Sí se puede quiere que el club de Paso Alto sea de uso civil

Arcila plantea promover un convenio para que puedan acceder a las piscinas personas mayores de los barrios limítrofes

Instalaciones del club de Paso Alto. Foto: Google earth.
Instalaciones del club de Paso Alto. Foto: Google earth.

Sí se puede propone que el Ayuntamiento de Santa Cruz de Tenerife dé los primeros pasos para el uso civil de Paso Alto. El portavoz del grupo municipal ecosocialista en la corporación de la capital tinerfeña, Pedro Fernández Arcila, plantea que el Ayuntamiento concrete un convenio con los militares para que puedan acceder al uso de las piscinas las personas de la Tercera Edad de los barrios limítrofes a la instalación.

El planteamiento de Sí se puede va dirigido a permitir a las personas mayores de la zona la práctica de actividades deportivas que mejoren su calidad de vida. Se trataría de abrir las puertas del centro y de adecuar los espacios de baño con las ayudas técnicas necesarias para convertirlas en lugares adaptados, lo que posibilita el baño al conjunto de las personas y facilita el acceso a las prácticas deportivas a las personas mayores y a personas con diversidad funcional.

“Planteamos que el inicio del uso civil de Paso Alto comience con la apertura de sus puertas a las personas mayores de El Toscal, Barrio de La Alegría, Valleseco, María Jiménez y Cueva Bermeja, que no cuentan con instalaciones financiadas con dinero público para la práctica de actividades deportivas adaptadas para mayores, que son esenciales para la salud física y emocional”, manifiesta el portavoz ecosocialista.

La organización ecosocialista ha impulsado desde el mandato anterior medidas para el uso civil de estas instalaciones, que continúan funcionando como un club privado de uso limitado a oficiales del Ejército y sus familias. A juicio de Sí se puede, la exclusividad de estas instalaciones es inaceptable en una sociedad democrática y mantener ese carácter “no puede justificarse por razones de defensa o de seguridad ni por sentido de estricta justicia”, asegura Arcila, y es aún más inaceptable cuando se ha sabido que el Estado destina anualmente 21 millones de euros a través del Ministerio de Defensa a sostener este y los otros 38 clubes que mantiene activos con estas características de exclusividad.

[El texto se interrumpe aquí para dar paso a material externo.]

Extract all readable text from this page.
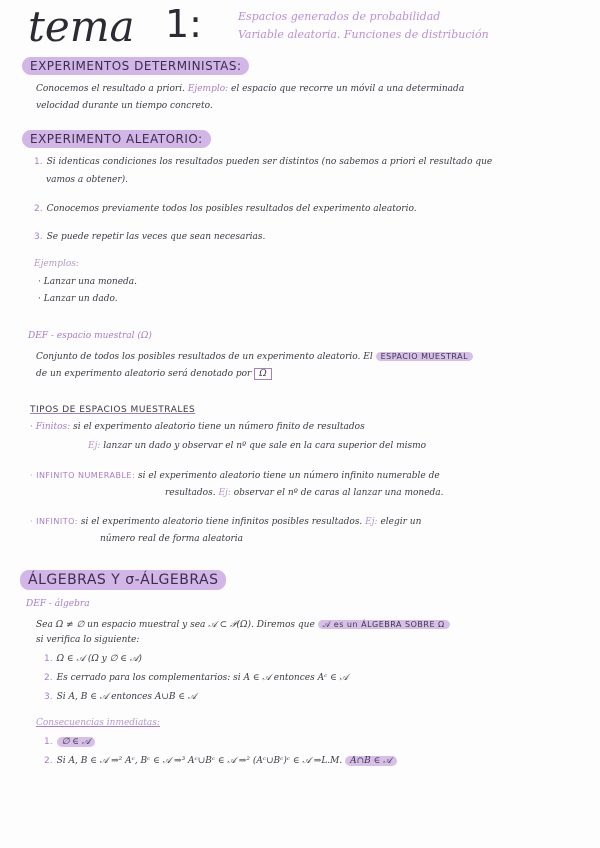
tema 1:	Espacios generados de probabilidad
Variable aleatoria. Funciones de distribución
EXPERIMENTOS DETERMINISTAS:
Conocemos el resultado a priori. Ejemplo: el espacio que recorre un móvil a una determinada
velocidad durante un tiempo concreto.
EXPERIMENTO ALEATORIO:
1. Si identicas condiciones los resultados pueden ser distintos (no sabemos a priori el resultado que
vamos a obtener).
2. Conocemos previamente todos los posibles resultados del experimento aleatorio.
3. Se puede repetir las veces que sean necesarias.
Ejemplos:
· Lanzar una moneda.
· Lanzar un dado.
DEF - espacio muestral (Ω)
Conjunto de todos los posibles resultados de un experimento aleatorio. El ESPACIO MUESTRAL
de un experimento aleatorio será denotado por Ω
TIPOS DE ESPACIOS MUESTRALES
· Finitos: si el experimento aleatorio tiene un número finito de resultados
Ej: lanzar un dado y observar el nº que sale en la cara superior del mismo
· INFINITO NUMERABLE: si el experimento aleatorio tiene un número infinito numerable de
resultados. Ej: observar el nº de caras al lanzar una moneda.
· INFINITO: si el experimento aleatorio tiene infinitos posibles resultados. Ej: elegir un
número real de forma aleatoria
ÁLGEBRAS Y σ-ÁLGEBRAS
DEF - álgebra
Sea Ω ≠ ∅ un espacio muestral y sea 𝒜 ⊂ 𝒫(Ω). Diremos que 𝒜 es un ÁLGEBRA SOBRE Ω
si verifica lo siguiente:
1. Ω ∈ 𝒜 (Ω y ∅ ∈ 𝒜)
2. Es cerrado para los complementarios: si A ∈ 𝒜 entonces Aᶜ ∈ 𝒜
3. Si A, B ∈ 𝒜 entonces A∪B ∈ 𝒜
Consecuencias inmediatas:
1. ∅ ∈ 𝒜
2. Si A, B ∈ 𝒜 ⇒² Aᶜ, Bᶜ ∈ 𝒜 ⇒³ Aᶜ∪Bᶜ ∈ 𝒜 ⇒² (Aᶜ∪Bᶜ)ᶜ ∈ 𝒜 ⇒L.M. A∩B ∈ 𝒜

El Club Deportivo Militar de Paso Alto se inauguró en 1976, asentado sobre una batería militar anterior, de forma que un enclave del ejército se constituyó en una zona deportiva que cuenta con acceso privado al mar, cuatro piscinas (una de ellas de dimensiones olímpicas), gimnasio, dos canchas de tenis, cancha deportiva, aparcamientos en exclusiva para los socios, bar, restaurante y residencia para jubilados castrenses.

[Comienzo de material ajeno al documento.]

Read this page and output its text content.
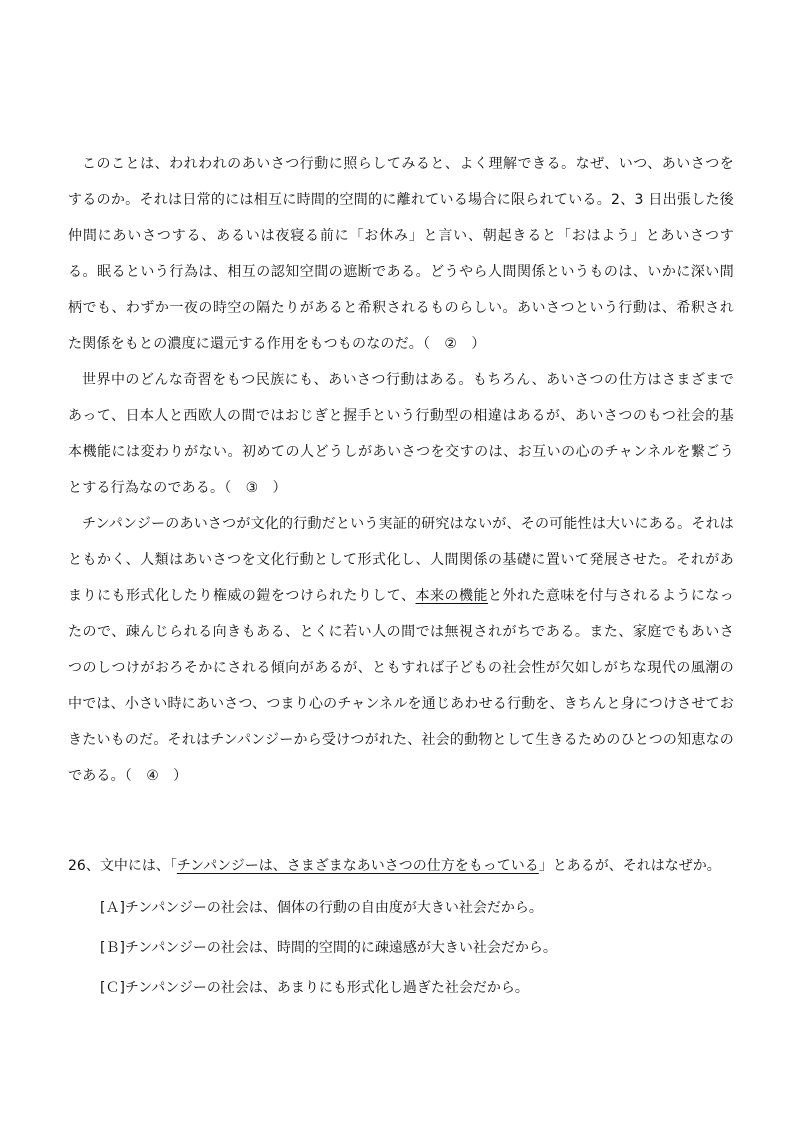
このことは、われわれのあいさつ行動に照らしてみると、よく理解できる。なぜ、いつ、あいさつをするのか。それは日常的には相互に時間的空間的に離れている場合に限られている。2、3 日出張した後仲間にあいさつする、あるいは夜寝る前に「お休み」と言い、朝起きると「おはよう」とあいさつする。眠るという行為は、相互の認知空間の遮断である。どうやら人間関係というものは、いかに深い間柄でも、わずか一夜の時空の隔たりがあると希釈されるものらしい。あいさつという行動は、希釈された関係をもとの濃度に還元する作用をもつものなのだ。（　②　）

世界中のどんな奇習をもつ民族にも、あいさつ行動はある。もちろん、あいさつの仕方はさまざまであって、日本人と西欧人の間ではおじぎと握手という行動型の相違はあるが、あいさつのもつ社会的基本機能には変わりがない。初めての人どうしがあいさつを交すのは、お互いの心のチャンネルを繋ごうとする行為なのである。（　③　）

チンパンジーのあいさつが文化的行動だという実証的研究はないが、その可能性は大いにある。それはともかく、人類はあいさつを文化行動として形式化し、人間関係の基礎に置いて発展させた。それがあまりにも形式化したり権威の鎧をつけられたりして、本来の機能と外れた意味を付与されるようになったので、疎んじられる向きもある、とくに若い人の間では無視されがちである。また、家庭でもあいさつのしつけがおろそかにされる傾向があるが、ともすれば子どもの社会性が欠如しがちな現代の風潮の中では、小さい時にあいさつ、つまり心のチャンネルを通じあわせる行動を、きちんと身につけさせておきたいものだ。それはチンパンジーから受けつがれた、社会的動物として生きるためのひとつの知恵なのである。（　④　）

26、文中には、「チンパンジーは、さまざまなあいさつの仕方をもっている」とあるが、それはなぜか。

[Ａ]チンパンジーの社会は、個体の行動の自由度が大きい社会だから。
[Ｂ]チンパンジーの社会は、時間的空間的に疎遠感が大きい社会だから。
[Ｃ]チンパンジーの社会は、あまりにも形式化し過ぎた社会だから。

Se trata, por tanto de “una zona de dominio público titularidad del Estado, que no desarrolla ninguna función defensiva o de seguridad y que es disfrutada, en exclusiva, por un número de ciudadanos en razón a su pertenencia personal o familiar a un determinado estamento de la función pública; una situación del todo anacrónica que priva de su uso, de manera incomprensible, al resto de los ciudadanos, aun cuando , en su mayor parte, sus costes sean sufragados por los presupuestos públicos”, concluye el portavoz de Sí se puede.